The enticement for 802.11ac? Well, for starters, throughput numbers like 1.3Gbps, and the standard will, in fact, specify performance all the way to 6.93Gbps. But, as has been the case since the early days of 802.11n, raw throughput should not be the key motivator for the adoption of higher-performance WLANs. Rather, it's important to think instead in terms of capacity -- making the most efficient use of radio spectrum in the service of a large, diverse and growing base of users and applications, rather than provisioning gigabit-plus speed for any single user alone. And .11ac makes significant strides here.

With BYOD driving the new normal of multiple simultaneous devices per user, and WLANs now supporting essentially every IT application, including many that require time-bounded services, enterprises everywhere are well-served to contemplate upgrades in terms of how best to handle that ever-growing traffic load.

And for many, and eventually most organizations, that vehicle will ultimately be 802.11ac. And the decision here will be easy -- not only will capacity be improved, but we expect that the price of .11ac-based products will be essentially the same as that for .11n, meaning price/performance will be substantially improved as well.
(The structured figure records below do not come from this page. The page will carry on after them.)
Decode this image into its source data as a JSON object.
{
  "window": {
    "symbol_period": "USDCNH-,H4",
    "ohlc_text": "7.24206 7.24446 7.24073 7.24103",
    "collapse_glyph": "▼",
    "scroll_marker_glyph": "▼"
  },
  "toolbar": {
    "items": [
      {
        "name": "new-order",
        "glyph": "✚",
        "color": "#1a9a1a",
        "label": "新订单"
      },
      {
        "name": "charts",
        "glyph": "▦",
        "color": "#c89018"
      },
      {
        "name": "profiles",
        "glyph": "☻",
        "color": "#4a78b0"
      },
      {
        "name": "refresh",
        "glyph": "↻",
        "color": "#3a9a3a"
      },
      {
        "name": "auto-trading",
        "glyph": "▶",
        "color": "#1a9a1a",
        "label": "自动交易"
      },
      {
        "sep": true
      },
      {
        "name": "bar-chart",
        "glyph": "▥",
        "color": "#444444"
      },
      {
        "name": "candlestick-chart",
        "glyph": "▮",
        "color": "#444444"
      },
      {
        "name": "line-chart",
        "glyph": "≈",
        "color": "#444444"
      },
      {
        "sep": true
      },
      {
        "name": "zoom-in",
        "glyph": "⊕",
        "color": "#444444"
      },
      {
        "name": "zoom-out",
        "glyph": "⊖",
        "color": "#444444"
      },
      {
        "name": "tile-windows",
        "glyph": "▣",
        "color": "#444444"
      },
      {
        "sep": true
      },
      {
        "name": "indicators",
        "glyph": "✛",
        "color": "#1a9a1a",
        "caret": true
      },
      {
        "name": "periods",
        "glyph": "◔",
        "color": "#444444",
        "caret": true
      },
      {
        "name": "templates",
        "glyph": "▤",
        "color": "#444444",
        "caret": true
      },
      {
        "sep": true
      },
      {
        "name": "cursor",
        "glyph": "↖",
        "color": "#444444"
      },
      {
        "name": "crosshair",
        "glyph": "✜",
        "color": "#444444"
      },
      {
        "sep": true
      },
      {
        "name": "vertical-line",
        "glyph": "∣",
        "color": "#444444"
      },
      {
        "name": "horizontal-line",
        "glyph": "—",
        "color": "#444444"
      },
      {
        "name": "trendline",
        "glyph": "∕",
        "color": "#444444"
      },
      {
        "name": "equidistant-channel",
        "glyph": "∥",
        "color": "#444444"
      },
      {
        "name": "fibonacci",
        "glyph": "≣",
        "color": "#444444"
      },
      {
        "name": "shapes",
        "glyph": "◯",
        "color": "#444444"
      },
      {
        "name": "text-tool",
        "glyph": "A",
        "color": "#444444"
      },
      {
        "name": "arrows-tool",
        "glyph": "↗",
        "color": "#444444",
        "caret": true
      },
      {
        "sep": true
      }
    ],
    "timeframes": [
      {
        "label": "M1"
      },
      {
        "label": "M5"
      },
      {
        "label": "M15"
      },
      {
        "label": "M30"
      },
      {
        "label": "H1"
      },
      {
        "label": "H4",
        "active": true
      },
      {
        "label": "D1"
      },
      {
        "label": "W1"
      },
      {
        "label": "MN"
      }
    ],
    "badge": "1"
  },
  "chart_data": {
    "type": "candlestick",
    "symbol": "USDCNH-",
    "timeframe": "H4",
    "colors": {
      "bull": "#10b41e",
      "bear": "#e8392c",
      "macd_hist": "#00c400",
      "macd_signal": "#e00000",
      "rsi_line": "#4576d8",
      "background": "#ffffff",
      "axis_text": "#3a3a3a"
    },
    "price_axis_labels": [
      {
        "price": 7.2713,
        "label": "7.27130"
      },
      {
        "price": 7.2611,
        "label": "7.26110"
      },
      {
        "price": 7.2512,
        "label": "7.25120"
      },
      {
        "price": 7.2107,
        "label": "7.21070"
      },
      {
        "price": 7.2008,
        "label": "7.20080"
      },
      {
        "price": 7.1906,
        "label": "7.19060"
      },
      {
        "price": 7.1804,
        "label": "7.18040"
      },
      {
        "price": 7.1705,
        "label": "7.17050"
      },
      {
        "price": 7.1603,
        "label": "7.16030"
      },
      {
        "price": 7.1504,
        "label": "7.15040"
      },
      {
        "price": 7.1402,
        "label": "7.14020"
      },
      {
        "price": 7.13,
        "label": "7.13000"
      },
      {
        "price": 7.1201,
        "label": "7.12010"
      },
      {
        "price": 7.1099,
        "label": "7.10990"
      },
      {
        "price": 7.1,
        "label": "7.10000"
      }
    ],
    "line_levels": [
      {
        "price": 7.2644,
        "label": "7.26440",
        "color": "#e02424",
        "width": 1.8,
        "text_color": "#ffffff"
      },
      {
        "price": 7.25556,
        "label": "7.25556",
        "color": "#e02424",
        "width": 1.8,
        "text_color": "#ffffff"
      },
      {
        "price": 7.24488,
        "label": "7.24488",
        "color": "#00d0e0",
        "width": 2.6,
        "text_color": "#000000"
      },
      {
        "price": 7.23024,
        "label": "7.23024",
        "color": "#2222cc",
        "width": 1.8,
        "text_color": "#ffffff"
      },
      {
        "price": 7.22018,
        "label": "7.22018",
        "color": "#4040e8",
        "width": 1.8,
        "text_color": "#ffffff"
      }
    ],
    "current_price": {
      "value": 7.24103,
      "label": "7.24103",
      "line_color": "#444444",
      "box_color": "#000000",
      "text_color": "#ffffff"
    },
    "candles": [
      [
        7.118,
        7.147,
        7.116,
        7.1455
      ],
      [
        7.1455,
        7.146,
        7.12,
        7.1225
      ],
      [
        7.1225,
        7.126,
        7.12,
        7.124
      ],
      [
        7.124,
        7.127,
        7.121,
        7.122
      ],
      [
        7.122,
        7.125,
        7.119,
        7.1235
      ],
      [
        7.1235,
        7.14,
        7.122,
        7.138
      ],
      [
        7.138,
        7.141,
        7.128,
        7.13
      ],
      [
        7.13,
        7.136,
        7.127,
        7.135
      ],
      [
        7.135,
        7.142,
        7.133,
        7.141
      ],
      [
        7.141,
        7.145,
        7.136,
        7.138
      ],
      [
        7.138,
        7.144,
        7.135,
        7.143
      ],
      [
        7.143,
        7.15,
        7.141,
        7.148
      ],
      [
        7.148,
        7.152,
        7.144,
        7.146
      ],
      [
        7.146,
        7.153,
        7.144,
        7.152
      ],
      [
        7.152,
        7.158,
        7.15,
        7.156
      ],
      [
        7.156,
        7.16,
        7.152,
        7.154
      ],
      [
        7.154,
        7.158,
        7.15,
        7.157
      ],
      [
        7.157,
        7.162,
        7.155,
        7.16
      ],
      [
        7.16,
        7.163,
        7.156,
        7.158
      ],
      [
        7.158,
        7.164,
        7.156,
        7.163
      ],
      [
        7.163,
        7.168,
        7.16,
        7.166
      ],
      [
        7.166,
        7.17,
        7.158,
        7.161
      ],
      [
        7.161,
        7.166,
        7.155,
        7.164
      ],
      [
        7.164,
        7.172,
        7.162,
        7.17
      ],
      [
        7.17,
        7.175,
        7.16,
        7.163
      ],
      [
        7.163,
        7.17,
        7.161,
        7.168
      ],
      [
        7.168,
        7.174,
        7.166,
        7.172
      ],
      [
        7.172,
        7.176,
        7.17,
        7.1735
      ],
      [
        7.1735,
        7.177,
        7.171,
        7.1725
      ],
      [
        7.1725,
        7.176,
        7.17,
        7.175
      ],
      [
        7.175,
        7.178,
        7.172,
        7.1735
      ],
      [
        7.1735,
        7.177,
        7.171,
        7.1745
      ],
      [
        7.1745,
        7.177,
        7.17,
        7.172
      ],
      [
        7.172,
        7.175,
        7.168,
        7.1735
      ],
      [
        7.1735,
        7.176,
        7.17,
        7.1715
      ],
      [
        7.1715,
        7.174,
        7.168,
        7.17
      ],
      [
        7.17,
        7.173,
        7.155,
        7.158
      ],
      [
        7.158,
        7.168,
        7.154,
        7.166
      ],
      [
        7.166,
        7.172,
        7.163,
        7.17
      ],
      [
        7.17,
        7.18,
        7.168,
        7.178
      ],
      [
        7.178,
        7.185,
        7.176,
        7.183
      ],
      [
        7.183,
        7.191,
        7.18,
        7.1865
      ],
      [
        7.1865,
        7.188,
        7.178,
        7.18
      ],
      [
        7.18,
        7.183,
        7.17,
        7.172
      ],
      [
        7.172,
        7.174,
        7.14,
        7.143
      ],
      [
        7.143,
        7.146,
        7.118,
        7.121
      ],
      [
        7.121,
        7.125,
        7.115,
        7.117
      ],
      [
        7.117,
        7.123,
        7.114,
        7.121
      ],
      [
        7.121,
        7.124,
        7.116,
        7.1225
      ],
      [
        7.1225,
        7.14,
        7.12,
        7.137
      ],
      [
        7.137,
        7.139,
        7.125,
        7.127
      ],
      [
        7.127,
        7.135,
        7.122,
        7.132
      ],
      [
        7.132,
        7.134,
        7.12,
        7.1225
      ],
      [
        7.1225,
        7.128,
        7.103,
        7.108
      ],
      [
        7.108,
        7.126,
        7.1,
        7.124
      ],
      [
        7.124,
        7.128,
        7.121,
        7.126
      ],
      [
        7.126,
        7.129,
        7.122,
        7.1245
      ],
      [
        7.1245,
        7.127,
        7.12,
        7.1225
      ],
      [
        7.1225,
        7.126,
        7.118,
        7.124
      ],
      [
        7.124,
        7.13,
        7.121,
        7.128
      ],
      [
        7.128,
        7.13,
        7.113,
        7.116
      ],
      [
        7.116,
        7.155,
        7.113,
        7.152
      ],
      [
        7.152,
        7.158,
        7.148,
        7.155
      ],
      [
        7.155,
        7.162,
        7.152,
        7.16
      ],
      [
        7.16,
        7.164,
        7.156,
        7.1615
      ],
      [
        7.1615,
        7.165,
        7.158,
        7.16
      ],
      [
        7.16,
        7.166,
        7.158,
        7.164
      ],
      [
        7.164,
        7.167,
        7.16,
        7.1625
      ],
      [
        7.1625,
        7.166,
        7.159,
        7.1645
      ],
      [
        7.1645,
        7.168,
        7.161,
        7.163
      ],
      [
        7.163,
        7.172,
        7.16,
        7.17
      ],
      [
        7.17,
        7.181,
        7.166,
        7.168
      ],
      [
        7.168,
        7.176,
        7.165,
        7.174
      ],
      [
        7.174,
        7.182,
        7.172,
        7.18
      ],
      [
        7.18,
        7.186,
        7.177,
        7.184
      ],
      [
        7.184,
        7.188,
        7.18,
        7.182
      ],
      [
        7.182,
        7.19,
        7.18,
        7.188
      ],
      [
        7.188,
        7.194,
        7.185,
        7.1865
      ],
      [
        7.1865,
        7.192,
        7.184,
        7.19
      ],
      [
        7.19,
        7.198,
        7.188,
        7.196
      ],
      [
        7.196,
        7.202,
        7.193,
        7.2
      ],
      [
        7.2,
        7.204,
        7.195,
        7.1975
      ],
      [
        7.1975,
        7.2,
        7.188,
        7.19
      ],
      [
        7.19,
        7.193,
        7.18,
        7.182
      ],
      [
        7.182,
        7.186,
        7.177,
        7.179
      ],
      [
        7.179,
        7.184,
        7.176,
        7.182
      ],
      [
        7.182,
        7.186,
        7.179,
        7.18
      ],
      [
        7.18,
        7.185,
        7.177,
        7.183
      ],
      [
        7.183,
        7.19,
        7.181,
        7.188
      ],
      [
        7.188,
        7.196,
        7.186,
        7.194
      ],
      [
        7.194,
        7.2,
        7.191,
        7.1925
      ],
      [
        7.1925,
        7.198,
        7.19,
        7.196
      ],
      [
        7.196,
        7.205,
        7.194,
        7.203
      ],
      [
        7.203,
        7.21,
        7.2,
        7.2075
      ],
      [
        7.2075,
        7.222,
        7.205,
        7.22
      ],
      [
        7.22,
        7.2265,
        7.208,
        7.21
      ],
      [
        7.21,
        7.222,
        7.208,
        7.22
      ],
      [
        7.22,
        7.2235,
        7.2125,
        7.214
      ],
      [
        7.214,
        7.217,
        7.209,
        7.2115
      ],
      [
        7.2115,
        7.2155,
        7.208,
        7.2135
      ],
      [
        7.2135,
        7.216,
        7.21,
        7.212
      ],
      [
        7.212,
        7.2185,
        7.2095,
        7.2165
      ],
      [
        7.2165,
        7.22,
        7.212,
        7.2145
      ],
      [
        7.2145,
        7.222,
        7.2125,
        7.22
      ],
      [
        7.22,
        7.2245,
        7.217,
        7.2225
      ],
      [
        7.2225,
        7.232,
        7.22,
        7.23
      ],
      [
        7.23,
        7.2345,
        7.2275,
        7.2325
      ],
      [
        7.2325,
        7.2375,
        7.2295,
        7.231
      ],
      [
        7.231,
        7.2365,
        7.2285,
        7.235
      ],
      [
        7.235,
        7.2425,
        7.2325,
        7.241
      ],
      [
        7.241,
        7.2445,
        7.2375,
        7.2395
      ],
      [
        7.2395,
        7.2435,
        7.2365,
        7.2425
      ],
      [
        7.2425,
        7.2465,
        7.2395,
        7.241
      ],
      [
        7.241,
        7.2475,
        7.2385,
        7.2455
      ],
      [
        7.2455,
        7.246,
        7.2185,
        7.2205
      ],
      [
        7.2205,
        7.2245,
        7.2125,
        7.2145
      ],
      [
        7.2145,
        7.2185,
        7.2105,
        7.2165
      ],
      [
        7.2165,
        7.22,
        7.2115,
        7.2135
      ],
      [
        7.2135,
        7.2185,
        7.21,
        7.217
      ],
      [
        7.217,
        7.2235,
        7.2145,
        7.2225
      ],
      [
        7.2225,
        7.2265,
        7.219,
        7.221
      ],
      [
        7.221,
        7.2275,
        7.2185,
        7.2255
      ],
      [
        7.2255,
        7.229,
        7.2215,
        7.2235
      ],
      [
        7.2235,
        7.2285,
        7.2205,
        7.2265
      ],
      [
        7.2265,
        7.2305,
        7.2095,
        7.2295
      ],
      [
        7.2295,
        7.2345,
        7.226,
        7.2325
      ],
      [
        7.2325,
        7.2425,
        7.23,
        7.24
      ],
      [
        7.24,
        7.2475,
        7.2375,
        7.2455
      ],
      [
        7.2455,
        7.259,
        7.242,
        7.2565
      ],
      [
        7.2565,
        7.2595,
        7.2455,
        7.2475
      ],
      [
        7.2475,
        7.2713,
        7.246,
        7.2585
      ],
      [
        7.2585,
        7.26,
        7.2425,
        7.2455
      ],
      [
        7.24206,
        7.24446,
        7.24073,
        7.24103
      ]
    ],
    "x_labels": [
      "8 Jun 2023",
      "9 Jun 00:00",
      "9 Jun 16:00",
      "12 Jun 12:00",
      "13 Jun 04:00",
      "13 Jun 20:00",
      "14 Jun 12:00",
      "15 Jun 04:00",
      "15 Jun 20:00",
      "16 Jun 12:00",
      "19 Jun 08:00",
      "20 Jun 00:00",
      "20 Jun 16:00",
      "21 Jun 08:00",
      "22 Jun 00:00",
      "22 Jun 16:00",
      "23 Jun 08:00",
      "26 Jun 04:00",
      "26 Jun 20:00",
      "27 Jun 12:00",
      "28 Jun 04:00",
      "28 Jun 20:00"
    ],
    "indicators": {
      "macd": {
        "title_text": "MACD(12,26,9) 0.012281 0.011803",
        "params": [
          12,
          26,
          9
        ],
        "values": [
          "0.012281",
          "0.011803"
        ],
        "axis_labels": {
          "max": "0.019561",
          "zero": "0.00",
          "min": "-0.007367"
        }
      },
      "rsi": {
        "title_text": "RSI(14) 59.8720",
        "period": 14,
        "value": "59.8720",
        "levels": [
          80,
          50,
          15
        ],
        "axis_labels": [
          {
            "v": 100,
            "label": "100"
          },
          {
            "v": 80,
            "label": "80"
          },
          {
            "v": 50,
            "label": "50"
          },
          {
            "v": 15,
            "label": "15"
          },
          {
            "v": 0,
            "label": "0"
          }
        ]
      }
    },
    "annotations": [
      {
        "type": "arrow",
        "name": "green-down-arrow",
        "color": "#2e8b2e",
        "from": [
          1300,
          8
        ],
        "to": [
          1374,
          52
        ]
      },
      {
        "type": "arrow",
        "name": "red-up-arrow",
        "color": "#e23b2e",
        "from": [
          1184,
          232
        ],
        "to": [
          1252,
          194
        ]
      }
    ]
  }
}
Key technology advances in 802.11ac

802.11ac is really more evolutionary than revolutionary, building upon technologies proved in 802.11n. Nonetheless, five key technical enhancements at the core of the standard stand out:

* 256-QAM: This term is an abbreviation for quadrature amplitude modulation with 256 points in the phase/amplitude constellation. Without delving too deeply here, what this means is that 8 bits of encoded channel information (which is not the same as user data bits) can be sent during each clock period of transmission. 802.11n was much less efficient, with only up to 64-QAM specified.

There is, however, controversy here: It is unclear just how often 256-QAM will be effective in any given environment. The more complex a radio signal is, the more likely it is to be damaged during transmission and thus require a retransmission, hardly the key to efficiency. Nonetheless, 256-QAM is a proven technology and we do expect to see its benefits in .11ac in many cases.